Characters seldom act like real people (except for Karswell and his mother). The king of ludicrous behaviors comes when Holden goes to Scotland Yard. Granted, he acknowledges that move as stupid afterwards, but even with his brain addled by fear, what could he possibly expect the police to do? He reports that he saw evil smoke in the woods and felt like he was followed, and thinks the police will…arrest the demon? Then there is the forced romance. Holden is lecherous and slimy and obviously doesn’t respect Joanna’s views. She is strident, easily offended, and rather dim, and respects his views even less. But it’s a movie so they have to fall for each other.
Much is made of the two short appearances of the demon (and if the studio insisted on more screen time for the monster, and if that harmed Tourneur’s “vision”). It doesn’t matter why the shots are the way they are, but it does matter that they are too long. The film would be anticlimactic without some appearance by the demon, but as he looks, first like a marionette, and then like a Halloween dog mask, less would have helped the film.
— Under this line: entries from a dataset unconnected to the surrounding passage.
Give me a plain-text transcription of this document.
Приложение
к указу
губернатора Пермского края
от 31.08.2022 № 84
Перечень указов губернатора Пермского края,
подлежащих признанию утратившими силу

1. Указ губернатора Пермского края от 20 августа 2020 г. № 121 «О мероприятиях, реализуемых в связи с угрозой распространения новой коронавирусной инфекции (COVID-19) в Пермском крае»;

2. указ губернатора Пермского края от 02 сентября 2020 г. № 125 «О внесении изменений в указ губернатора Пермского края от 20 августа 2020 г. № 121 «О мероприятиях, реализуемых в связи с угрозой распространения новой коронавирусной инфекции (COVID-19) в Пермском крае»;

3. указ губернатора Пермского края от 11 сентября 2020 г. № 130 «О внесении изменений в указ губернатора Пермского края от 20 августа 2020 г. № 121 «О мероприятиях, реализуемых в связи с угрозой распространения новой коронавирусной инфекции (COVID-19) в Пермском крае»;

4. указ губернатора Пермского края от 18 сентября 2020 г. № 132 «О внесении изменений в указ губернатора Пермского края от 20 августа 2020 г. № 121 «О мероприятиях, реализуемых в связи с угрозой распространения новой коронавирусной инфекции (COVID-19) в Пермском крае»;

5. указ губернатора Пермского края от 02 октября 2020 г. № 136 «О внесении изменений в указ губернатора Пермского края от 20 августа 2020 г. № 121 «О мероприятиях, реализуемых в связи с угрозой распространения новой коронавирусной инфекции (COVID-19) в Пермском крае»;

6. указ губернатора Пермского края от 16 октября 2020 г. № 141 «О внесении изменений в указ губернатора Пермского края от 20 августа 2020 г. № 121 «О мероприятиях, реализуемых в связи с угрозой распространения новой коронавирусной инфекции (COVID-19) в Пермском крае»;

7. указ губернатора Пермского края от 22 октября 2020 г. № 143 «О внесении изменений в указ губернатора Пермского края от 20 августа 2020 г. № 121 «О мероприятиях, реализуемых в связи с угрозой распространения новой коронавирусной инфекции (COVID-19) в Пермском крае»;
Added all those problems is the question of why the events in the story are taking place at all. That is, why did Karswell curse these two scientists? He indicated he is afraid of the powers he has tapped into, and that summoning a demon is very dangerous, so I was expecting some big secret to explain it. But nothing comes. Holden is no threat to Karswell. Why would he care if Holden declares he’s a fraud? It isn’t going to lose him any followers. It will effect nothing (I wouldn’t even think anyone would notice, but this is a world where an unknown psychologist going to a conference gets a headline in the paper), but in summoning a demon, he risks everything.
There’s a lot of talent involved in The Night of the Demon, but not enough intelligence. Perhaps the script just needed another rewrite or two. It had the potential to be a great film.
Curse of the Demon was the name given to a recut version that played in American theaters (though in recent years, the Curse name has been put on the full British cut). It slices twelve minutes. Some edits help, such as the truncation of an overlong and unbelievable meeting scene with Holden and Joanna on a plane. Others harm the film, like the removable of Holden’s uneasy confrontation with a family of Karswell’s followers. Overall, the effect of the cuts is to make the film too abrupt without sufficient character development.